Sur les 193 pays membres de l’ONU, 128 ont voté en faveur de cette résolution non contraignante, dont de nombreux alliés de Washington comme la France et le Royaume-Uni.

Neuf ont voté contre, parmi lesquels bien entendu les États-Unis et Israël qui ont fait savoir que le texte ne changerait rien dans les faits.

Washington avait multiplié menaces et pressions, à la stupéfaction de nombre de diplomates onusiens.

Signe que ces avertissements ont pesé? Trente-cinq États, dont le Canada, le Mexique, la Pologne ou la Hongrie, se sont abstenus et 21 n’ont pas pris part au scrutin. Avant le vote, plusieurs ambassadeurs interrogés par l’AFP anticipaient une adoption plus large, avec un score oscillant entre 165 et 190 votes pour.

«Les États-Unis se souviendront de cette journée qui les a vus être cloués au pilori devant l’Assemblée générale pour le seul fait d’exercer notre droit de pays souverain», avait déclaré Nikki Haley avant le vote. «Nous nous en souviendrons quand on nous demandera encore une fois de verser la plus importante contribution» financière à l’ONU, a-t-elle lancé, menaçant à nouveau de «mieux dépenser» l’argent des Américains à l’avenir.

Donald Trump avait pris les devants mercredi: «Ils prennent des centaines de millions de dollars et même des milliards de dollars et, ensuite, ils votent contre nous», avait tempêté le président américain. «Laissez-les voter contre nous, nous économiserons beaucoup, cela nous est égal.»

«Poignée de dollars»

Il est clair que de nombreux pays ont donné la priorité à leur relation avec les États-Unis par rapport à une tentative vaine de nous isoler», s’est réjoui un porte-parole de Nikki Haley après l’annonce des résultats.

Le Premier ministre israélien Benjamin Netanyahu, qui avait plus tôt qualifié l’ONU de «maison des mensonges», a aussi réagi «avec satisfaction face au nombre important de pays qui n’ont pas voté en faveur» de la résolution.

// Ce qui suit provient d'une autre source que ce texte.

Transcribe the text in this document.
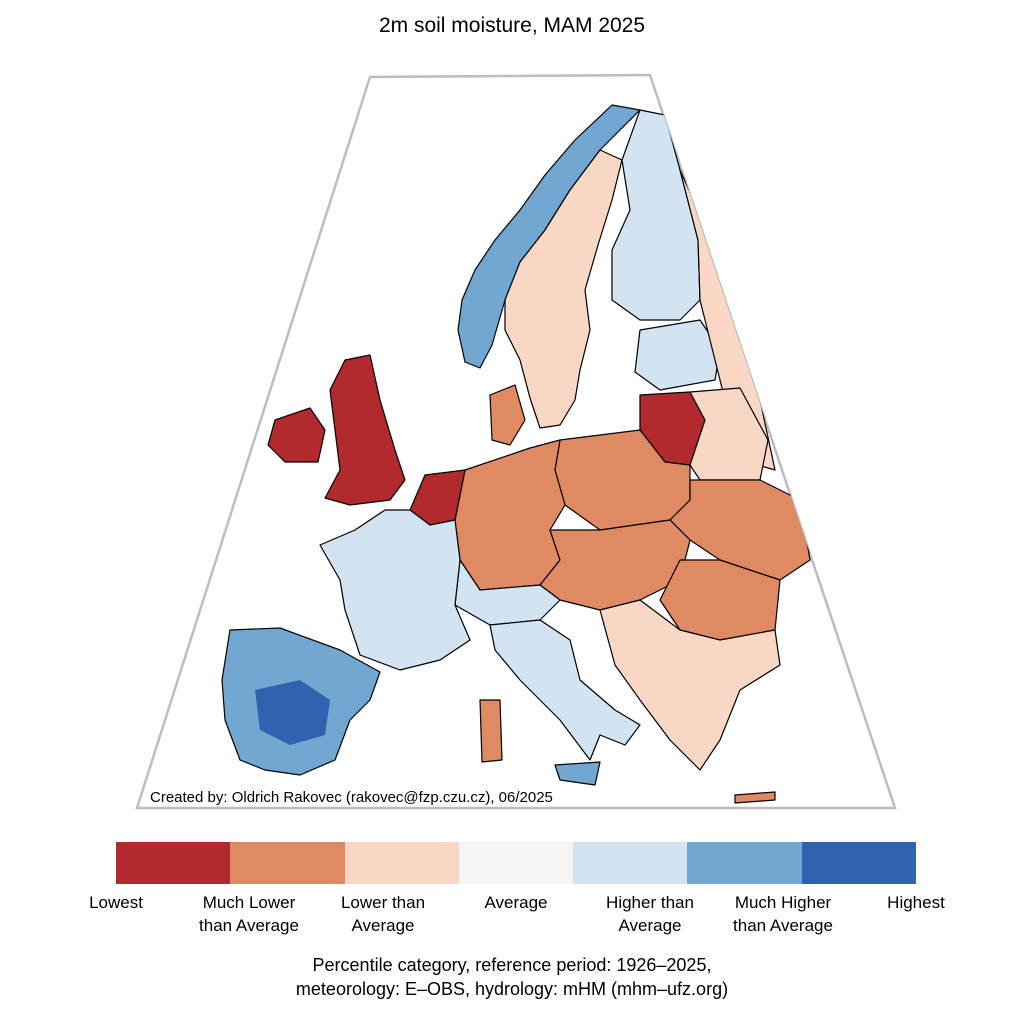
2m soil moisture, MAM 2025
Created by: Oldrich Rakovec (rakovec@fzp.czu.cz), 06/2025
Lowest	Much Lower
than Average
Lower than
Average
Average	Higher than
Average
Much Higher
than Average
Highest
Percentile category, reference period: 1926–2025,
meteorology: E–OBS, hydrology: mHM (mhm–ufz.org)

Au contraire, les Palestiniens, à l’initiative de cette résolution, ont salué un «revers cinglant» pour les États-Unis. Cela «réaffirme que la juste cause des Palestiniens bénéficie du soutien du droit international», a estimé le porte-parole du président palestinien Mahmoud Abbas, qui espère ainsi maximiser son poids lors d’une éventuelle reprise du processus de paix.

«Nous attendons de l’administration Trump qu’elle revienne sans délai sur sa décision regrettable, dont l’illégalité a été clairement établie», a lancé pour sa part le président turc Recep Tayyip Erdogan. Parmi les opposants les plus virulents à la position américaine malgré l’alliance entre Washington et Ankara, il avait auparavant exhorté la communauté internationale à ne pas se «vendre» pour «une poignée de dollars» face aux menaces de Donald Trump de couper des aides financières.

Les Palestiniens ne décolèrent pas depuis que le président américain a annoncé le 6 décembre sa décision de reconnaître Jérusalem comme capitale d’Israël, rompant avec la position américaine traditionnelle et le consensus de la communauté internationale qui n’a jamais reconnu l’annexion de la partie orientale de la ville par l’État hébreu.

Les États-Unis avaient d’abord semblé vouloir laisser passer l’orage des protestations internationales, mais un premier vote lundi, au niveau du Conseil de sécurité, a déclenché leur fureur.

Ce vote «est une insulte que nous n’oublierons pas», avait lancé, l’oeil noir, Nikki Haley à ses quatorze partenaires du Conseil, dont ses alliés européens, qui avaient unanimement approuvé la condamnation de la décision américaine.

In fine, cette résolution-là n’avait pas été adoptée, les États-Unis ayant utilisé leur veto de membre permanent, mais l’unité des autres membres avait résonné comme un cinglant désaveu pour Washington.

À l’Assemblée générale de l’ONU, aucun pays n’a de droit de veto et le texte a donc été largement adopté jeudi. Il affirme que toute décision sur le statut de Jérusalem «n’a pas de force légale, est nulle et non avenue et doit être révoquée». Il souligne que cet épineux statut doit faire partie d’un accord de paix final entre Israéliens et Palestiniens, ces derniers voulant établir à Jérusalem-Est la capitale de l’État auquel ils aspirent.